Thanks to successes such as M-Pesa, financial support for mobile banking in developing economies is coming to the fore, as highlighted by two significant funding initiatives announced by the British government and the Bill & Melinda Gates Foundation (BMGF) in February.
First off the mark was the UK’s International Development Secretary, Douglas Alexander who announced the launch of Facilitating Access to Financial Services through Technology (FAST), a £1.4 million ($2 million) three-year project to bring what he termed branchless banking to millions of the world’s poorest people in Africa and Asia.
“Advancements in technology and growth in mobile phone use is changing how we all live our lives and has the potential to give people access to financial services no matter where they live,” said Alexander.

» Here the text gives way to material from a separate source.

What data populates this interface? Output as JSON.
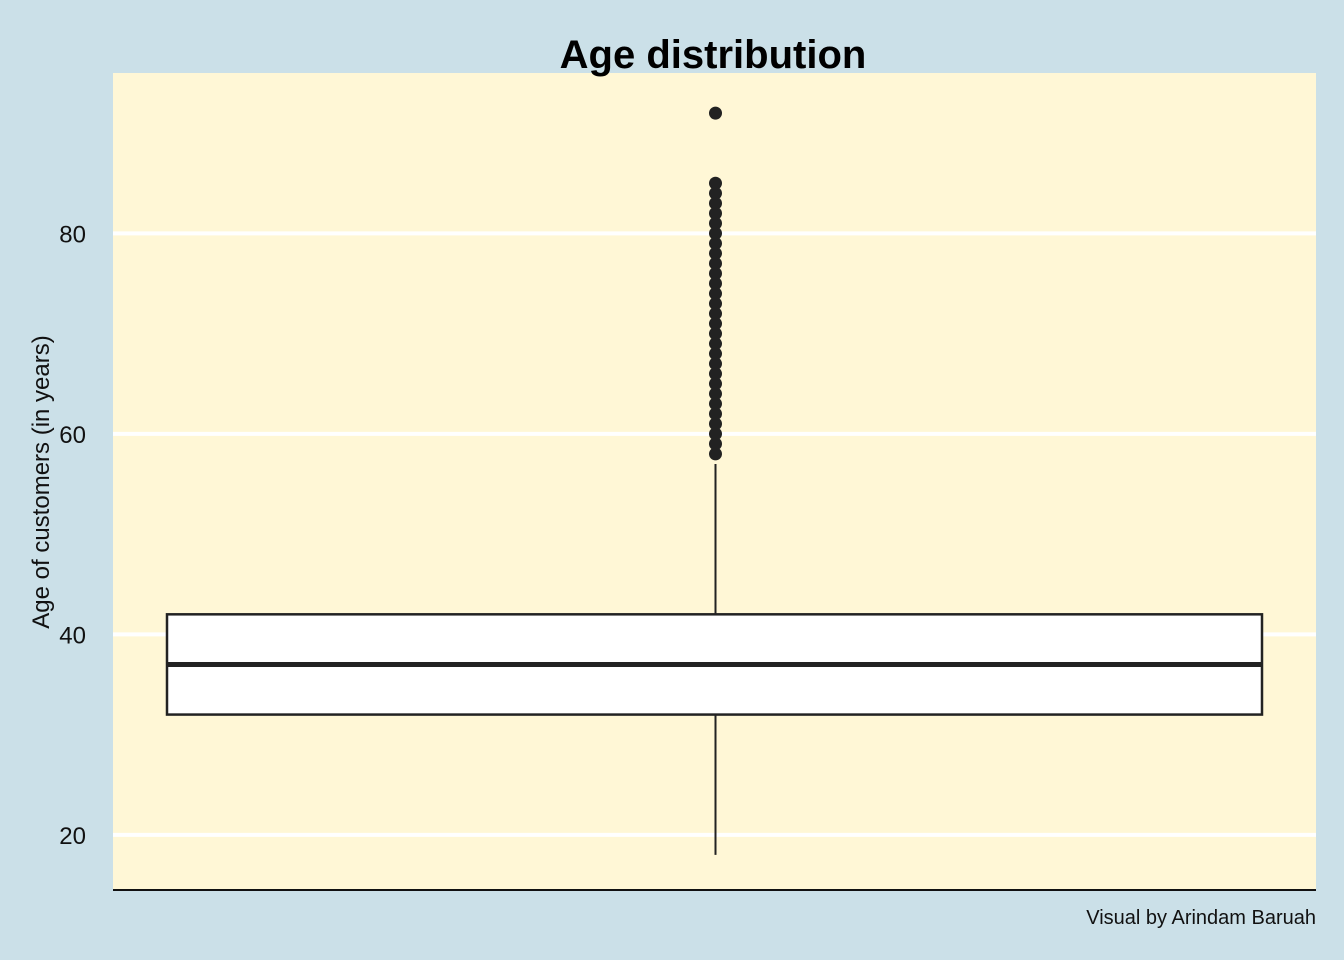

Goals of the FAST project include:
• Research into how technologies such as mobile phone banking, smart cards and biometric banking can help the poor to access financial services;
• Evaluation of pilot projects; and
• Developing industry standards that will regulate the new technology and make it secure and cheaper for people to use branchless banking. This will include regulators from 20 developing countries.
Following close on the heels of the UK government, BMGF announced a $12.5 million grant to support mobile network industry body the GSM Association’s (GSMA) new Mobile Money for the Unbanked (MMU) project. Established by Microsoft founder Bill Gates and his wife Melinda, the BMGF is the world’s fourth-largest private foundation.
Backed by the grant, the MMU project will fund regulatory and market research to help overcome some of the barriers of providing mobile banking services and demonstrate the business case for serving the unbanked market. Of the total grant, $5 million will be allocated to encouraging mobile network operators to create new services for unbanked people in emerging markets.
The MMU programme will support about 20 projects focusing on Africa, Asia and Latin America with the goal of reaching 20 million previously unbanked people with mobile financial services by 2012.
“This represents a huge opportunity and mobile operators are perfectly placed to bring mobile financial services to this largely untapped consumer base,” said GSMA CEO Rob Conway.
Based on the initial findings of research by development body the Consultative Group To Help The Poor and consultancy McKinsey & Company, the GSMA believes mobile money for the unbanked has the potential to become a $5 billion market opportunity over the next three years, Conway added.
Stressing the benefits of mobile payments, the UK’s Department of International Development said that mobile phone money transfers have the potential to lower international remittance costs by as much as 75 percent.
Based on total annual remittances of $275 billion at an average cost of 10 percent, cutting this cost by only 50 percent would save about $13 billion a year, noted the department.